1911 Encyclopædia Britannica/Conrad of Marburg
CONRAD OF MARBURG (c. 1180–1233), German inquisitor, was born probably at Marburg, and received a good education, possibly at the university of Bologna. It is not certain that he belonged to any of the religious orders, although he has been claimed both by the Franciscans and the Dominicans. Early in the 13th century he appears to have won some celebrity as a preacher, and in 1214 was commissioned by Pope Innocent III. to arouse interest in the proposed crusade. After continuing this work for two or three years Conrad vanishes from history until 1226, when he is found occupying a position of influence at the court of Louis IV., landgrave of Thuringia. He became confessor to the landgrave’s wife St Elizabeth of Hungary (q.v.), and exercised the landgrave’s rights of clerical patronage during his absence on crusade. In 1227 he was employed by Pope Gregory IX. to extirpate heresy in Germany, to denounce the marriage of the clergy, and to visit the monasteries. He carried on the crusade against heretics with great zeal in Hesse and Thuringia, but especially in the district around the mouth of the Weser inhabited by a people called the Stedinger. In 1233 he accused Henry II., count of Sayn, of heresy, a charge which was indignantly repudiated. An assembly at Mainz of bishops and princes declared Henry innocent, but Conrad demanded that this sentence should be reversed.

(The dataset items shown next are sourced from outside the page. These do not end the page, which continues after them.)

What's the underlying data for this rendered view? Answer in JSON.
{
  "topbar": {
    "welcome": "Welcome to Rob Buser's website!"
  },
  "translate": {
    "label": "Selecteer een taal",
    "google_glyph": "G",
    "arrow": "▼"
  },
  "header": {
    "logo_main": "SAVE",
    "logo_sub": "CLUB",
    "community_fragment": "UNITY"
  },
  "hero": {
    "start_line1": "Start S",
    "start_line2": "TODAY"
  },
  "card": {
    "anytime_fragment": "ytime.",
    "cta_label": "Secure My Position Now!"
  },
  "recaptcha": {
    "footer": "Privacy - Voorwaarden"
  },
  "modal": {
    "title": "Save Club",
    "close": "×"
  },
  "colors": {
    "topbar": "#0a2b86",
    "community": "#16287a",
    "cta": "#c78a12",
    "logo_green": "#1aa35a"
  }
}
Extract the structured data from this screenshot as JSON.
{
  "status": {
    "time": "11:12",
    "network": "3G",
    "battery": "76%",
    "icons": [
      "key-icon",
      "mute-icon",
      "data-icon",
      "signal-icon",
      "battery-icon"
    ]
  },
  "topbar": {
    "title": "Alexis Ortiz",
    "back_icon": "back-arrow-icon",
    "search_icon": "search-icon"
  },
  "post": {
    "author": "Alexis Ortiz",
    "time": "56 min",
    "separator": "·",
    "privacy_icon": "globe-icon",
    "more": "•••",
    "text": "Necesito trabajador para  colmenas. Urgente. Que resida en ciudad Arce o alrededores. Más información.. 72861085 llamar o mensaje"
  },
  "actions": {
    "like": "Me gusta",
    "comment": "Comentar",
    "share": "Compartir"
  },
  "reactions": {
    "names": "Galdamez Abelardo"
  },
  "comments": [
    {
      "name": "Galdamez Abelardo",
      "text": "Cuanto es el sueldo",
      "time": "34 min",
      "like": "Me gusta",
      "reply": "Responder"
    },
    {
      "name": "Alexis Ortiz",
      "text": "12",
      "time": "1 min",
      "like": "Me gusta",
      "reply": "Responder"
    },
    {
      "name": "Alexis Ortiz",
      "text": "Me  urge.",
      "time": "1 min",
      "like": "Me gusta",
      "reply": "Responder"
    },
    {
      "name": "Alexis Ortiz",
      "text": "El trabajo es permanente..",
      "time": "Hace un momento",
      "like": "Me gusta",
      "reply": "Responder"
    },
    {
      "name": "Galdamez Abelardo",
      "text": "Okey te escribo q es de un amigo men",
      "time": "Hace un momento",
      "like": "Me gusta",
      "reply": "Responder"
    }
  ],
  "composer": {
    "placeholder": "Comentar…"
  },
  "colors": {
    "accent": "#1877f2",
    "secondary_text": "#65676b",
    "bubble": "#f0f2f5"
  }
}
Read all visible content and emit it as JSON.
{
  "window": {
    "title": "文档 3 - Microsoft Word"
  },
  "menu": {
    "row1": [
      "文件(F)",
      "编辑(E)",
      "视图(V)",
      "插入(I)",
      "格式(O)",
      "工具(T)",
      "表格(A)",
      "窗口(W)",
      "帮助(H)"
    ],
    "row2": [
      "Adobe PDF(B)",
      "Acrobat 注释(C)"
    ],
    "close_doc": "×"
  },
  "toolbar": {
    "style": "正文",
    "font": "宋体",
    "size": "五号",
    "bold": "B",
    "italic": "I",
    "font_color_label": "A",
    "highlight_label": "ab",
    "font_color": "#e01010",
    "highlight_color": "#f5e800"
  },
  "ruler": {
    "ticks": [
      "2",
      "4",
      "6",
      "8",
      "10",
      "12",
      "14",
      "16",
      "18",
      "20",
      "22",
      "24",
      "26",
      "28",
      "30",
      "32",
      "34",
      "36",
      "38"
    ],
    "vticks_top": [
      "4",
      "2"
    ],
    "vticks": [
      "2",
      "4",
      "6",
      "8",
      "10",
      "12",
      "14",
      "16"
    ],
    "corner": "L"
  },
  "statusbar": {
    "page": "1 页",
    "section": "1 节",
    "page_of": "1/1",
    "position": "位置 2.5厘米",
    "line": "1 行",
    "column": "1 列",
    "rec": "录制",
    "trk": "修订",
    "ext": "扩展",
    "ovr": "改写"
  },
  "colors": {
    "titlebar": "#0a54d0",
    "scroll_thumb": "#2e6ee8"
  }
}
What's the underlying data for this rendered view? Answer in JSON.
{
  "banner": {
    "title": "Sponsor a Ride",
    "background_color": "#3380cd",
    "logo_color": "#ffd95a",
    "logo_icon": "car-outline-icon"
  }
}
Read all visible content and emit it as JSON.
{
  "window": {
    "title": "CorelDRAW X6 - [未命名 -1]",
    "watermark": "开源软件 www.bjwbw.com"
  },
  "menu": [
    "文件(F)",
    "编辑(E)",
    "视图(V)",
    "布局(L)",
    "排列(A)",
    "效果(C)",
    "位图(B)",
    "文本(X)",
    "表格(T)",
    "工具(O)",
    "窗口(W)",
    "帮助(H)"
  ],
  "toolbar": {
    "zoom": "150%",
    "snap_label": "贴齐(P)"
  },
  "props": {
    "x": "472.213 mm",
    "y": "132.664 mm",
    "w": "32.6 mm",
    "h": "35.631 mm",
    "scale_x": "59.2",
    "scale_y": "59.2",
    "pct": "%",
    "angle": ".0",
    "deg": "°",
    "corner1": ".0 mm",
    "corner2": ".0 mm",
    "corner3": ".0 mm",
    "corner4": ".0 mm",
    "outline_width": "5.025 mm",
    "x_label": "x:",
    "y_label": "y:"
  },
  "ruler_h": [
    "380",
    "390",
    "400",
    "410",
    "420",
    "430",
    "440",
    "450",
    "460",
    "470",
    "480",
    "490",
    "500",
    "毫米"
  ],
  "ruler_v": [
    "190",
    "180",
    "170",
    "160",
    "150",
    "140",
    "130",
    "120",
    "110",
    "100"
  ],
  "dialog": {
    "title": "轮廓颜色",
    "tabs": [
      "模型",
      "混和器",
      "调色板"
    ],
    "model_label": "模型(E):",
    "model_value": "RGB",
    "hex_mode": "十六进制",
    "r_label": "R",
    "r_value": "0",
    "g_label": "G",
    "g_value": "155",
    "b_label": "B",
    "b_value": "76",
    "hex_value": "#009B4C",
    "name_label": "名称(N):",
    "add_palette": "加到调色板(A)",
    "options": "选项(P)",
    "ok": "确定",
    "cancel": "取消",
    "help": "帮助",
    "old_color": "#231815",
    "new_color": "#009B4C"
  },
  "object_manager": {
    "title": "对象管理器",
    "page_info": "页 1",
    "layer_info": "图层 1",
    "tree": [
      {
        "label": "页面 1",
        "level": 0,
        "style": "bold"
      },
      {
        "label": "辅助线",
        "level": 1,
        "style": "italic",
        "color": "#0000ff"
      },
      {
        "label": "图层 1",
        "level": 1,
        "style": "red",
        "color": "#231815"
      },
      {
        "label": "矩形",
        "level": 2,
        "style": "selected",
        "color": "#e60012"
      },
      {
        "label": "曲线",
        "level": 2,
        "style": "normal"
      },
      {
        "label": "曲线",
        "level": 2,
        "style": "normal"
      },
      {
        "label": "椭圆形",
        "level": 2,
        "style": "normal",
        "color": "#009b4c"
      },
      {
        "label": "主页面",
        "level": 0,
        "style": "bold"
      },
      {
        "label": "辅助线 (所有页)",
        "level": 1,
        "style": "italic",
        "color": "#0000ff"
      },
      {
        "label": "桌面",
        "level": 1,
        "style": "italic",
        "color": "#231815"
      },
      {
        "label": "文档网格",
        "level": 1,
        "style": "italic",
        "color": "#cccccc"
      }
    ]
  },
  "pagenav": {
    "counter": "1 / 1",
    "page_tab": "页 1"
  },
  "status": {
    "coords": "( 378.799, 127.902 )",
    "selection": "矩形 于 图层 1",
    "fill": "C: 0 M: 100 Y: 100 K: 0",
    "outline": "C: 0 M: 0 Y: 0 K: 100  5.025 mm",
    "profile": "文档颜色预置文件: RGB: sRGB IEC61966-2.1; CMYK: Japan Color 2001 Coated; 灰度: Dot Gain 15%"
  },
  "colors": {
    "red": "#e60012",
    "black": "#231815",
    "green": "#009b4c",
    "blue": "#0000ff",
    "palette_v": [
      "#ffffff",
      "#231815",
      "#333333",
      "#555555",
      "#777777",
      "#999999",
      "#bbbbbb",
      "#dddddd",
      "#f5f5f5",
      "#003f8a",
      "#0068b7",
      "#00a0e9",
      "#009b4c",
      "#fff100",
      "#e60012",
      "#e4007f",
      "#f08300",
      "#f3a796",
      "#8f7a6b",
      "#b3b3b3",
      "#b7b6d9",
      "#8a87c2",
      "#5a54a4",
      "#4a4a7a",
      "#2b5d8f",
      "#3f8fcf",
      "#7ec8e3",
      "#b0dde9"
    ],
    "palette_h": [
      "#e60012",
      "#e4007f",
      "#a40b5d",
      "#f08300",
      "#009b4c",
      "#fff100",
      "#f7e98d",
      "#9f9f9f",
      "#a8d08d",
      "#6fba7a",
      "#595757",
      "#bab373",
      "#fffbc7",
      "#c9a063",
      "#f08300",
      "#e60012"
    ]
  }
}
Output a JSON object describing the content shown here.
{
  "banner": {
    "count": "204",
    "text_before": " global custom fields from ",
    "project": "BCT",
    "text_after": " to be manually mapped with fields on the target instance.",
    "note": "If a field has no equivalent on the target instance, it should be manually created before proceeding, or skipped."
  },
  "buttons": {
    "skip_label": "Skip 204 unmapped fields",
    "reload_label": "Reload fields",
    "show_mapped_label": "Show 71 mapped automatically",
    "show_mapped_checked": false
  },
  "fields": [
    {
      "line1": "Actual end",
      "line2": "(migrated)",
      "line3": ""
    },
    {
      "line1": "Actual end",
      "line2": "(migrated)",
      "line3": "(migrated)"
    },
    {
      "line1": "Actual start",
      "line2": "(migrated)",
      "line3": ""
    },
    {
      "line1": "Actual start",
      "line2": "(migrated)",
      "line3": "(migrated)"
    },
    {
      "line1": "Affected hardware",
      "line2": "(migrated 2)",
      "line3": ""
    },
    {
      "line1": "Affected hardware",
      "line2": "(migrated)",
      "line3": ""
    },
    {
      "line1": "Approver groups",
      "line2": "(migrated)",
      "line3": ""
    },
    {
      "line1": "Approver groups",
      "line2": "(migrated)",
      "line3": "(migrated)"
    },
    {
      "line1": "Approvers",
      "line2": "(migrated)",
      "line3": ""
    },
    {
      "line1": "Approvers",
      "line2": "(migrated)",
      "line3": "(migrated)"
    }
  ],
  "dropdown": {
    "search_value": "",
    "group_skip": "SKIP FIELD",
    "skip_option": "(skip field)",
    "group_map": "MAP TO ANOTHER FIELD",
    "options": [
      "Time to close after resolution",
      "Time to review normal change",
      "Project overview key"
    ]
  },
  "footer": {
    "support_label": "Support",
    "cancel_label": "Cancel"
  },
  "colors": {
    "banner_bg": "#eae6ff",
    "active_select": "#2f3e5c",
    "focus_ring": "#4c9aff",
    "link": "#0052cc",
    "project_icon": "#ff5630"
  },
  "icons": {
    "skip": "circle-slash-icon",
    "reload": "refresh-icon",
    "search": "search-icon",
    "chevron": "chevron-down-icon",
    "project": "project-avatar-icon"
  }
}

This was his last work, for as he rode from Mainz he was murdered near Marburg on the 30th of July 1233. He left an Epistola ad papam de miraculis Sanctae Elisabethae, which was first published at Cologne in 1653. Conrad is chiefly known to English readers through Charles Kingsley’s Saint’s Tragedy, in which he is a prominent character.
See E. L. T. Henke, Konrad von Marburg (Marburg, 1861), B. Kaltner, Konrad von Marburg und die Inquisition in Deutschland (Prague, 1882); A. Hausrath, Der Ketzermeister Konrad von Marburg (Leipzig, 1883); J. Beck, Konrad von Marburg (Breslau, 1871).